Dani begins information gathering with Gabby, a researcher in the Development office who provides her with files and a tour of the art gallery, but appointments are postponed and Dani is stood up by her key contact, Larry Saylor. Saylor turns up drowned in a pond on the golf course. Dani is pressured to sign off on the gift, as the college atmosphere turns dark. To confuse matters, Dani’s wealthy ex-husband is in the area for a class reunion and hounds her to attend functions, she and her boyfriend aren’t connecting, her Devor work is piling up and she’s losing her intern to a permanent job offer.

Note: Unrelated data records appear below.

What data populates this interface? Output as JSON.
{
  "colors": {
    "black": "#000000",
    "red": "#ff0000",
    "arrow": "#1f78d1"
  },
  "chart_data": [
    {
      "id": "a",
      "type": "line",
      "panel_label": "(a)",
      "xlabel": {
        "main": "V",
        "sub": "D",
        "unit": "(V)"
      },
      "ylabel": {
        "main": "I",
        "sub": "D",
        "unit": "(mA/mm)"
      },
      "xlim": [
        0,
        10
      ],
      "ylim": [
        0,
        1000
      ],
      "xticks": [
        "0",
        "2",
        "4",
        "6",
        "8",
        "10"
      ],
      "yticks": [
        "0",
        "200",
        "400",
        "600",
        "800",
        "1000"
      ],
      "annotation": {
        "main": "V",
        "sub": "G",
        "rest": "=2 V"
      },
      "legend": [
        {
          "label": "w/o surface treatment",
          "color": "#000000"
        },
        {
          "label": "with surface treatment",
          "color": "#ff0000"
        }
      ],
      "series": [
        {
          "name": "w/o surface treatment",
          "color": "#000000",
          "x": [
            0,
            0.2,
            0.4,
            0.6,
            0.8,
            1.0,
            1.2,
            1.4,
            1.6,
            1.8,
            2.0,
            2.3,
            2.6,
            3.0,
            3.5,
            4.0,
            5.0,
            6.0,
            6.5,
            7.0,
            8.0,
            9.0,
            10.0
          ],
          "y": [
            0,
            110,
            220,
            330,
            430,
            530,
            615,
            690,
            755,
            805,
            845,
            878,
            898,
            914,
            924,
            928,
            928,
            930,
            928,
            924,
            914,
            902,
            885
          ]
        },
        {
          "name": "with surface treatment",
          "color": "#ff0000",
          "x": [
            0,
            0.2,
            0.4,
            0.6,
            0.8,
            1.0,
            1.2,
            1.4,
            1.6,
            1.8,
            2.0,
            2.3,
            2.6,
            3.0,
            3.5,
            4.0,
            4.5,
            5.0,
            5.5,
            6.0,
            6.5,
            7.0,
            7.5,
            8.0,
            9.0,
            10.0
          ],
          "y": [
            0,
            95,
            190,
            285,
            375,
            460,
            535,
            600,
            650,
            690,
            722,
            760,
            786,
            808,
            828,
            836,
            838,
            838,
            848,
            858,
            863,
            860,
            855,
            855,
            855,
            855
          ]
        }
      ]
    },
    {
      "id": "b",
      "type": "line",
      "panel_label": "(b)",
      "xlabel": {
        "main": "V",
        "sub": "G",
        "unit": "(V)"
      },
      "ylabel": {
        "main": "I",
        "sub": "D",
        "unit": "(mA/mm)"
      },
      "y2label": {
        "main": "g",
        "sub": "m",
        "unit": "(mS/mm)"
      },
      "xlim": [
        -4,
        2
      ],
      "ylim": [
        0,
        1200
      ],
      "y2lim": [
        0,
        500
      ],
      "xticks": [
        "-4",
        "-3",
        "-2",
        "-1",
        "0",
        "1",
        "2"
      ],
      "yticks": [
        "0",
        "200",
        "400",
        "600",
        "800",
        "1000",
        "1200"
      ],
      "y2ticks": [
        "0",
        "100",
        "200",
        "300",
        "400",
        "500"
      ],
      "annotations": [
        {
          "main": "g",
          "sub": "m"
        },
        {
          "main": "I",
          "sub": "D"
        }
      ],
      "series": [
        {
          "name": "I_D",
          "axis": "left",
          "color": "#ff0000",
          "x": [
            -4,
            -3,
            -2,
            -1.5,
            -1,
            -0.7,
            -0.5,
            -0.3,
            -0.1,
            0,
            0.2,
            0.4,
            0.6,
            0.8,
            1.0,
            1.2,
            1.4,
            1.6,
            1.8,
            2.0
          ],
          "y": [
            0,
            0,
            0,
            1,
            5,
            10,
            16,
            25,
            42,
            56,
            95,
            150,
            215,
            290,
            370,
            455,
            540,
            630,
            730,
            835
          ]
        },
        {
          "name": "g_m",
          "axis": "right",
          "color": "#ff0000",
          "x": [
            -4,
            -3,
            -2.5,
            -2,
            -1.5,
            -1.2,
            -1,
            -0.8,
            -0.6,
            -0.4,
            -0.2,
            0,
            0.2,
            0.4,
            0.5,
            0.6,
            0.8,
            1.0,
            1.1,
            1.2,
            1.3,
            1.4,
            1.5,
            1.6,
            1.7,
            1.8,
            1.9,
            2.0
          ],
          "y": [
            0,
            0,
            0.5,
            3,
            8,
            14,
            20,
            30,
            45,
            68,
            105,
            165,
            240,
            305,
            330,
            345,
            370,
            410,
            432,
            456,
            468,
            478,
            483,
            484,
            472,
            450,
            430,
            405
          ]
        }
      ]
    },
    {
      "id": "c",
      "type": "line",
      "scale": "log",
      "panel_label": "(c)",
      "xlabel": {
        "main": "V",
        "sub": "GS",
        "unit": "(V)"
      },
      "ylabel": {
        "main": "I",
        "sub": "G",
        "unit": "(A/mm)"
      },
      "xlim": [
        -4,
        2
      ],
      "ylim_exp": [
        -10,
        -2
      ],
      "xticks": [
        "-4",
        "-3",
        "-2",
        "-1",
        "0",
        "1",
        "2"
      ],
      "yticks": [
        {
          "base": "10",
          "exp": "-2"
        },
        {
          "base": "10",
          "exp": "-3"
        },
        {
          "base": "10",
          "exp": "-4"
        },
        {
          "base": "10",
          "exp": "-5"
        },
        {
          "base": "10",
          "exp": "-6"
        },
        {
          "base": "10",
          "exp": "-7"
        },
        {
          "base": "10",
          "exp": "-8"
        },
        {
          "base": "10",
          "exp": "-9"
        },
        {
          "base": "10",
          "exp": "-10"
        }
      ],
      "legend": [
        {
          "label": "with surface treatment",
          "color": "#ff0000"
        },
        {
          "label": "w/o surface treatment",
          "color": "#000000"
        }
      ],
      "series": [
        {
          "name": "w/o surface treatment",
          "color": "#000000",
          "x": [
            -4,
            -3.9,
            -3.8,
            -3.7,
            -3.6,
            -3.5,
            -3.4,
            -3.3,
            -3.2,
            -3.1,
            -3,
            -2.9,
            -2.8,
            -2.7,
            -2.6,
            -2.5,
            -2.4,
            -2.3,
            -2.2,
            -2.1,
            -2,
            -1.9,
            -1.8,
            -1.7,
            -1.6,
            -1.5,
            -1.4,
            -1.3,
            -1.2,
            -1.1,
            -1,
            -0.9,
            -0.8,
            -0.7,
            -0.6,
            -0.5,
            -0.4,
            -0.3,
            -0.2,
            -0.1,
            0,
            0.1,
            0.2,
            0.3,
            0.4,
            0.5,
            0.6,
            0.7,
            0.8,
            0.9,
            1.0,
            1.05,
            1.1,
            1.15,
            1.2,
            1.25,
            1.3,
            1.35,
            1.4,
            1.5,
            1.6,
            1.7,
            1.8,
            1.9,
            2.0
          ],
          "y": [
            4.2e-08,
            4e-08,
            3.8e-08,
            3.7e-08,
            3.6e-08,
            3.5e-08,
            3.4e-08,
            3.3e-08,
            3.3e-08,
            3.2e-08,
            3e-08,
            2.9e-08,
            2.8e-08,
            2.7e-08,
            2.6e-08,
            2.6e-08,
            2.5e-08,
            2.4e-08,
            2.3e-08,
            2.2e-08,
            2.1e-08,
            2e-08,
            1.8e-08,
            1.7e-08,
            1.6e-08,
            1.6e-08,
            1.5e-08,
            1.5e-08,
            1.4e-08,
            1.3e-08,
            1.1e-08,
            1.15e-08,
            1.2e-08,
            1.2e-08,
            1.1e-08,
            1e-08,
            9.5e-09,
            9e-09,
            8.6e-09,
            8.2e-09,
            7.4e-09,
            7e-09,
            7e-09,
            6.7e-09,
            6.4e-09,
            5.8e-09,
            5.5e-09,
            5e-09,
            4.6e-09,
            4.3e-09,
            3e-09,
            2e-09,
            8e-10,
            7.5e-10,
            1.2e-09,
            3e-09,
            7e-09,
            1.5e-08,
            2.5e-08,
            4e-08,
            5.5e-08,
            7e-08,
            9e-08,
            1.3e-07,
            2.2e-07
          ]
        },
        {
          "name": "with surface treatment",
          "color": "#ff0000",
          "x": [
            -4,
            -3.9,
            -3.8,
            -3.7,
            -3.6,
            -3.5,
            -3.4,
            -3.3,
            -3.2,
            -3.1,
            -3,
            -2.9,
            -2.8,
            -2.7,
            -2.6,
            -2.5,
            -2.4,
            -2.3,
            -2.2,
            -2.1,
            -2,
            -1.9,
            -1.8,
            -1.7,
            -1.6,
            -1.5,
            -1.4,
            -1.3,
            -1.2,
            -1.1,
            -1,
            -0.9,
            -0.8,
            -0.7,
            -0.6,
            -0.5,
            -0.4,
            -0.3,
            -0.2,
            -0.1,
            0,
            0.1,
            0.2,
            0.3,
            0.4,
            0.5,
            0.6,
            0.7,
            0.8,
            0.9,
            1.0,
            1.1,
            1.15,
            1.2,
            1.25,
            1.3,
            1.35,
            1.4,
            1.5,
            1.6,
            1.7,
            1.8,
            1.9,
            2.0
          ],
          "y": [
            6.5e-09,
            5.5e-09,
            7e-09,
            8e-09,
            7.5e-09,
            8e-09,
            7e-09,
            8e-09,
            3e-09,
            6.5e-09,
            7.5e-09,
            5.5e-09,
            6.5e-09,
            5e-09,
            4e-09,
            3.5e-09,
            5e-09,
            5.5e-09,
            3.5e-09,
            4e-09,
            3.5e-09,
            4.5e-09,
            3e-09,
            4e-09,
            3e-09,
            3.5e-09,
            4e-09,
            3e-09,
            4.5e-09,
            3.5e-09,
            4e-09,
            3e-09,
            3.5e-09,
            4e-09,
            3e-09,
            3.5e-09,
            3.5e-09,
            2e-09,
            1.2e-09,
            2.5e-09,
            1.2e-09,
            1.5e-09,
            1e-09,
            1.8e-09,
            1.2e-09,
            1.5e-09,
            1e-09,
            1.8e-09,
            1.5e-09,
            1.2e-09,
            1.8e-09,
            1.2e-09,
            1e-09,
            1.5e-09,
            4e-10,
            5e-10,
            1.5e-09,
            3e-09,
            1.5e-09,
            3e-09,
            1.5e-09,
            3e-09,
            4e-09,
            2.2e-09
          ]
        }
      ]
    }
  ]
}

Dani and Gabby uncover irregularities with the deal, and when a terrible event strikes too close for comfort, Dani makes finding answers personal. She is followed, threatened, accused and held against her will as the plot twists to its surprising climax.
Mixed Up with Murder is an engaging, smart read in part because author Susan C. Shea gives readers an insider’s look at the business of fine art. It’s a money-driven world where the wealthy and the highbrow play for high stakes. The other part of the equation is Dani O’Rourke, a polished, witty, and sharply intelligent professional who knows her job and how to read people—skills needed to part donors from their money to support the San Francisco museum. She really has only one foible: Dani attracts trouble. She’s written with depth and humor, making her a thoroughly delightful protagonist. I’m dying to know what will happen with her love interest in the next book.
As well crafted as the protagonist, the plot moves in surprising ways. It never lags and I couldn’t predict the turns. Shea’s writing style is smooth, clear, informative and never redundant. It’s obvious that Shea respects her readers and trusts us to understand the text without dumbing-down the language or overwriting to impress us. The story flows through concepts, images and dialog in a natural and logical progression.
Mixed Up with Murder is the third in the Danielle O’Rourke series. I don’t know how I missed the first two books, but I’ll be going back to catch up with this strong, smart character and her compelling world of art, money and murder.
Author Susan C. Shea
I want to than Susan C. Shea for providing me with an Advanced Reader Copy and congratulate her on today’s (2/2/16) launch of Mixed Up with Murder. Reading this book has been a pleasurable experience on every level. Did I mention I couldn’t put it down? I’m ranking Dani O’Rourke right up there with my favorite sleuths: Phryne Fisher, Laurel McKay, China Bayles, and Aimée Leduc. They’re all different, but they’ll all smart women, driven to use their wit and wits in heroic ways.